OK, I'm leaning towards a new R package that covers GAM models and the mgcv package. We OK with gamsnip? If so, I'll create a repo for it.

AlbertoAlmuinha commented 3 years ago

I’m OK ✅✅

Let’s go with gamsnip

mdancho84 commented 3 years ago

Alright. I will set up tomorrow.

BenWynne-Morris commented 3 years ago

Hi @AlbertoAlmuinha,

For an interactive intro to the theory, you might find this reference helpful: https://m-clark.github.io/generalized-additive-models/case_for_gam.html

I recently took the course provided by Noam Ross (https://noamross.github.io/gams-in-r-course/), which is really amazing.

I'm relatively new to GAMs and package development but will follow along and try and help out where I can, e.g. testing, etc. If you have any questions about GAMs, I'll attempt to fill in the gaps. Note that once you have fitted a gam model object, you can use summary(), plot() and predict() just like with a fitted lm model object.
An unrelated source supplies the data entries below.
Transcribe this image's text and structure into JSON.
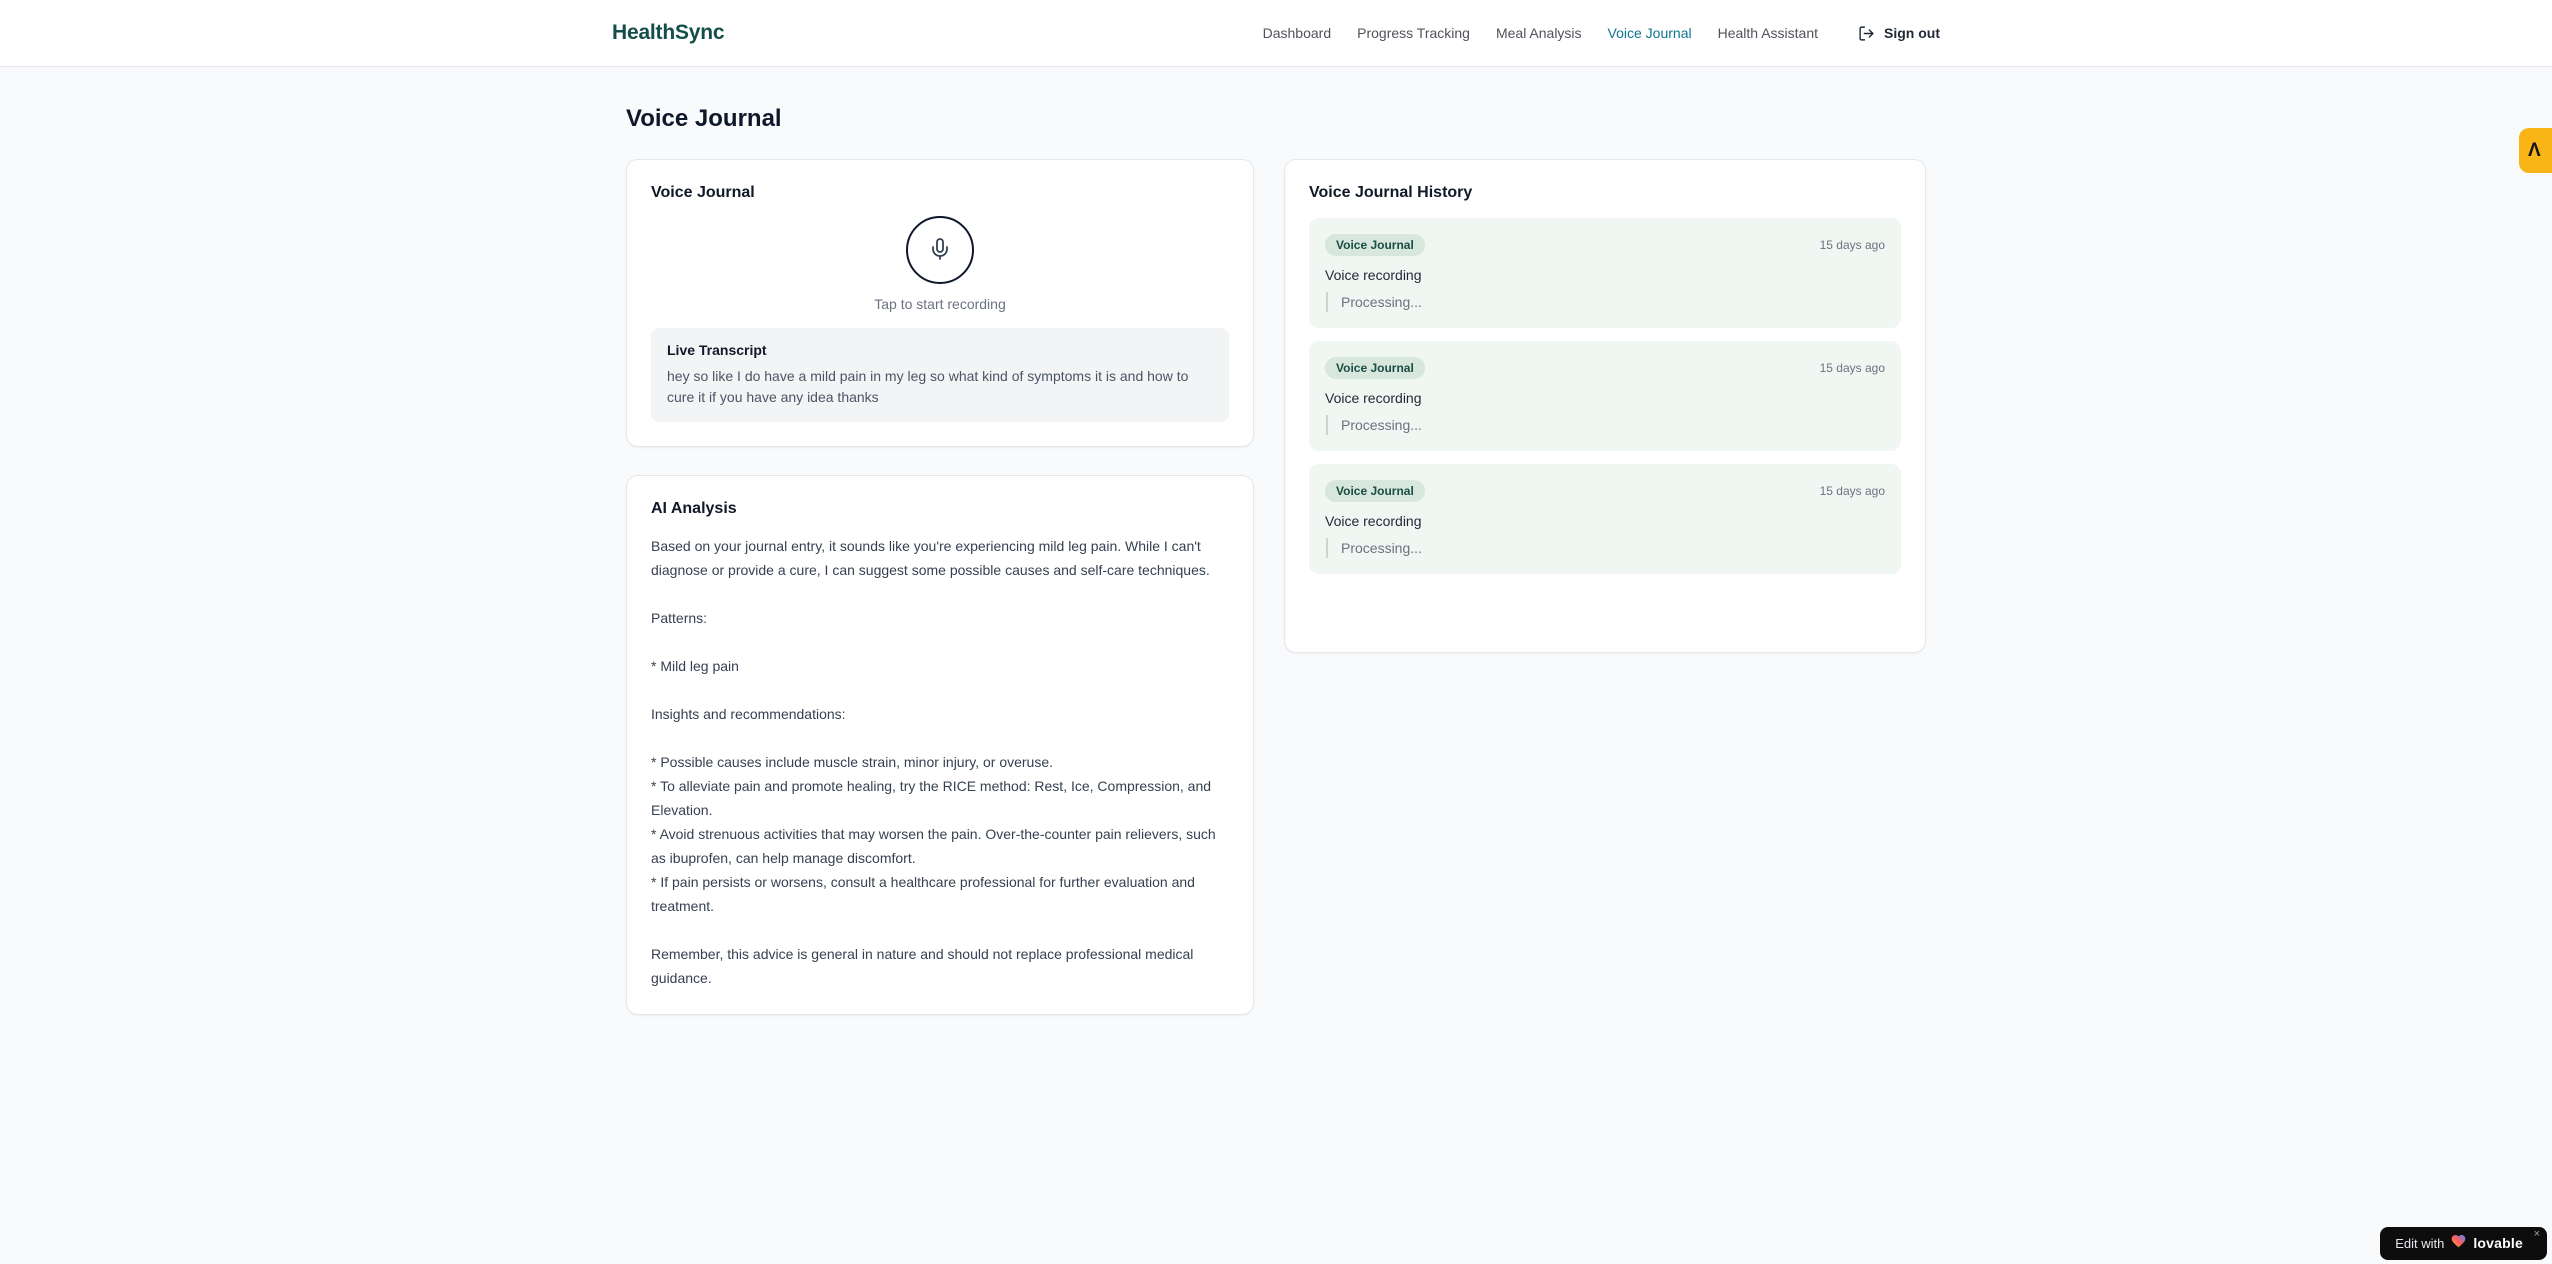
{
  "brand": {
    "name": "HealthSync"
  },
  "nav": {
    "items": [
      {
        "label": "Dashboard",
        "active": false
      },
      {
        "label": "Progress Tracking",
        "active": false
      },
      {
        "label": "Meal Analysis",
        "active": false
      },
      {
        "label": "Voice Journal",
        "active": true
      },
      {
        "label": "Health Assistant",
        "active": false
      }
    ],
    "signout_label": "Sign out"
  },
  "page": {
    "title": "Voice Journal"
  },
  "recorder": {
    "card_title": "Voice Journal",
    "tap_hint": "Tap to start recording",
    "transcript_title": "Live Transcript",
    "transcript_text": "hey so like I do have a mild pain in my leg so what kind of symptoms it is and how to cure it if you have any idea thanks"
  },
  "analysis": {
    "card_title": "AI Analysis",
    "body": "Based on your journal entry, it sounds like you're experiencing mild leg pain. While I can't diagnose or provide a cure, I can suggest some possible causes and self-care techniques.\n\nPatterns:\n\n* Mild leg pain\n\nInsights and recommendations:\n\n* Possible causes include muscle strain, minor injury, or overuse.\n* To alleviate pain and promote healing, try the RICE method: Rest, Ice, Compression, and Elevation.\n* Avoid strenuous activities that may worsen the pain. Over-the-counter pain relievers, such as ibuprofen, can help manage discomfort.\n* If pain persists or worsens, consult a healthcare professional for further evaluation and treatment.\n\nRemember, this advice is general in nature and should not replace professional medical guidance."
  },
  "history": {
    "card_title": "Voice Journal History",
    "entries": [
      {
        "badge": "Voice Journal",
        "time": "15 days ago",
        "title": "Voice recording",
        "status": "Processing..."
      },
      {
        "badge": "Voice Journal",
        "time": "15 days ago",
        "title": "Voice recording",
        "status": "Processing..."
      },
      {
        "badge": "Voice Journal",
        "time": "15 days ago",
        "title": "Voice recording",
        "status": "Processing..."
      }
    ]
  },
  "widgets": {
    "side_button_glyph": "Λ",
    "lovable": {
      "prefix": "Edit with",
      "brand": "lovable",
      "close": "×"
    }
  },
  "colors": {
    "brand_text": "#134e4a",
    "nav_active": "#0e7490",
    "entry_bg": "#f0f6f2",
    "badge_bg": "#d7e7de",
    "badge_text": "#1b4d42",
    "side_button_bg": "#f9b416",
    "lovable_bg": "#0d0d0e"
  }
}
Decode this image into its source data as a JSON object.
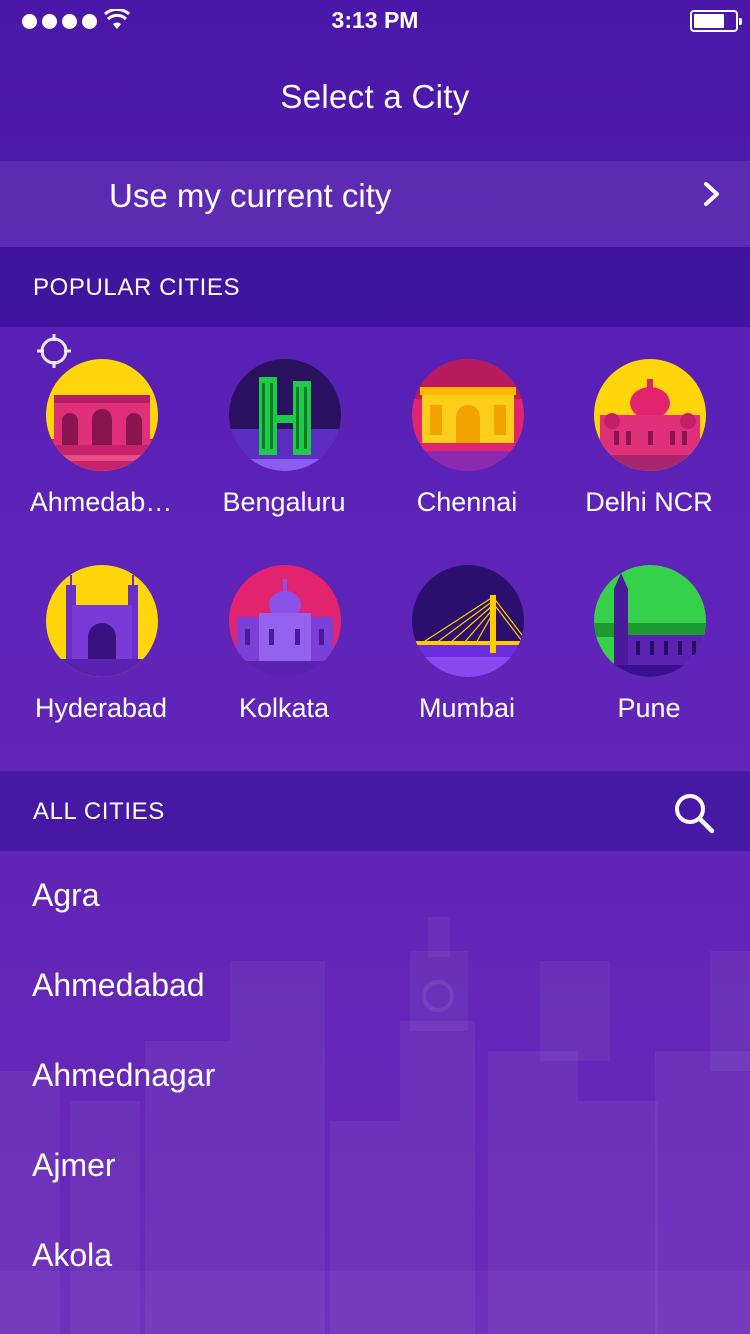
{
  "status_bar": {
    "time": "3:13 PM",
    "signal_icon": "signal-dots-icon",
    "wifi_icon": "wifi-icon",
    "battery_icon": "battery-icon"
  },
  "header": {
    "title": "Select a City"
  },
  "current_city": {
    "label": "Use my current city",
    "icon": "crosshair-location-icon",
    "chevron": "chevron-right-icon"
  },
  "popular": {
    "title": "POPULAR CITIES",
    "cities": [
      {
        "name": "Ahmedab…",
        "icon": "ahmedabad-landmark-icon"
      },
      {
        "name": "Bengaluru",
        "icon": "bengaluru-landmark-icon"
      },
      {
        "name": "Chennai",
        "icon": "chennai-landmark-icon"
      },
      {
        "name": "Delhi NCR",
        "icon": "delhi-landmark-icon"
      },
      {
        "name": "Hyderabad",
        "icon": "hyderabad-charminar-icon"
      },
      {
        "name": "Kolkata",
        "icon": "kolkata-victoria-icon"
      },
      {
        "name": "Mumbai",
        "icon": "mumbai-sealink-icon"
      },
      {
        "name": "Pune",
        "icon": "pune-tower-icon"
      }
    ]
  },
  "all_cities": {
    "title": "ALL CITIES",
    "search_icon": "search-icon",
    "items": [
      "Agra",
      "Ahmedabad",
      "Ahmednagar",
      "Ajmer",
      "Akola"
    ]
  },
  "colors": {
    "background": "#4a17a8",
    "section_header": "#3a10a0",
    "text": "#ffffff"
  }
}
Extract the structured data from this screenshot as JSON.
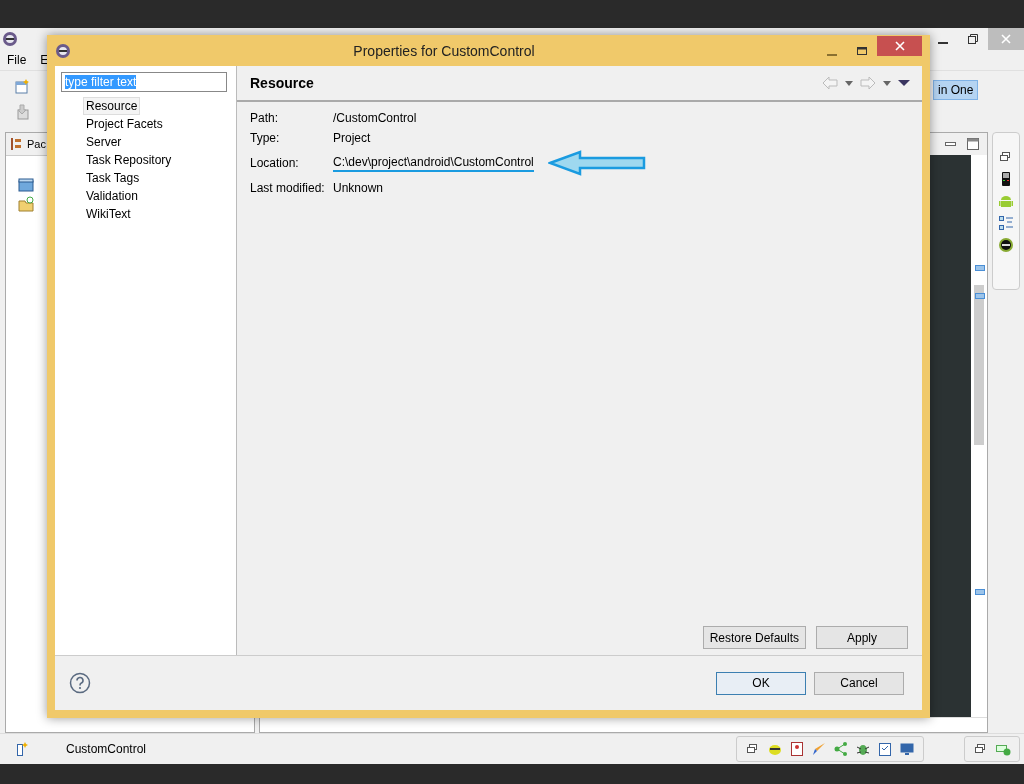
{
  "ide": {
    "menu": [
      "File",
      "E"
    ],
    "toolbar_button": "in One",
    "view_tab": "Pac",
    "status_text": "CustomControl"
  },
  "dialog": {
    "title": "Properties for CustomControl",
    "filter": {
      "value": "type filter text"
    },
    "nav": [
      {
        "label": "Resource",
        "selected": true
      },
      {
        "label": "Project Facets",
        "selected": false
      },
      {
        "label": "Server",
        "selected": false
      },
      {
        "label": "Task Repository",
        "selected": false
      },
      {
        "label": "Task Tags",
        "selected": false
      },
      {
        "label": "Validation",
        "selected": false
      },
      {
        "label": "WikiText",
        "selected": false
      }
    ],
    "page_title": "Resource",
    "properties": [
      {
        "label": "Path:",
        "value": "/CustomControl",
        "highlighted": false
      },
      {
        "label": "Type:",
        "value": "Project",
        "highlighted": false
      },
      {
        "label": "Location:",
        "value": "C:\\dev\\project\\android\\CustomControl",
        "highlighted": true
      },
      {
        "label": "Last modified:",
        "value": "Unknown",
        "highlighted": false
      }
    ],
    "page_buttons": [
      "Restore Defaults",
      "Apply"
    ],
    "buttons": [
      {
        "label": "OK",
        "default": true
      },
      {
        "label": "Cancel",
        "default": false
      }
    ]
  }
}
The broom package functions such as tidy(), glance() and augment() also work with fitted GAM objects.

Very basic theory: GLMs are a generalisation of linear regression, with two key differences: (1) errors don't have to be normally distributed, e.g. you could have binomial / poisson / gamma errors instead (2) linear predictions can be transformed using another function

Linear regression uses (1) gaussian errors (2) an "identity" transformation function Logistic Regression is also a special case of a GLM with (1) binomial errors (2) a squashing function to transform predictions to a [0,1] range, so they can be interpreted as probabilities.

GAMs are a generalisation of GLMs. The s() function wrapped around a variable name means that the algorithm has the flexibility to find a non-linear relationship (e.g. U-shape or non-montonic relationship) instead of a linear relationship between predictors and the target. With two variables inside the s(), you're specifying a 2-d smooth interaction. It's like adding an interaction in linear regression.

The following graph is an example of how the thing we're predicting varies with a 2-d smooth, with confidence intervals added to show the uncertainty of the estimated 2-d smooth surface: image

mdancho84 commented 3 years ago

Hey @AlbertoAlmuinha and @BenWynne-Morris I've moved this project to business-science/gamsnip#1

AlbertoAlmuinha commented 3 years ago

Thank you very much @BenWynne-Morris for the explanation. I found really useful the first link and for sure I will take the Datacamp course. I was familiar with GLM but I had not really heard about GAMs. Your message is really valuable!

AlbertoAlmuinha commented 3 years ago

Can we close this issue too?

mdancho84 commented 3 years ago

Yes, covered in parsnip now.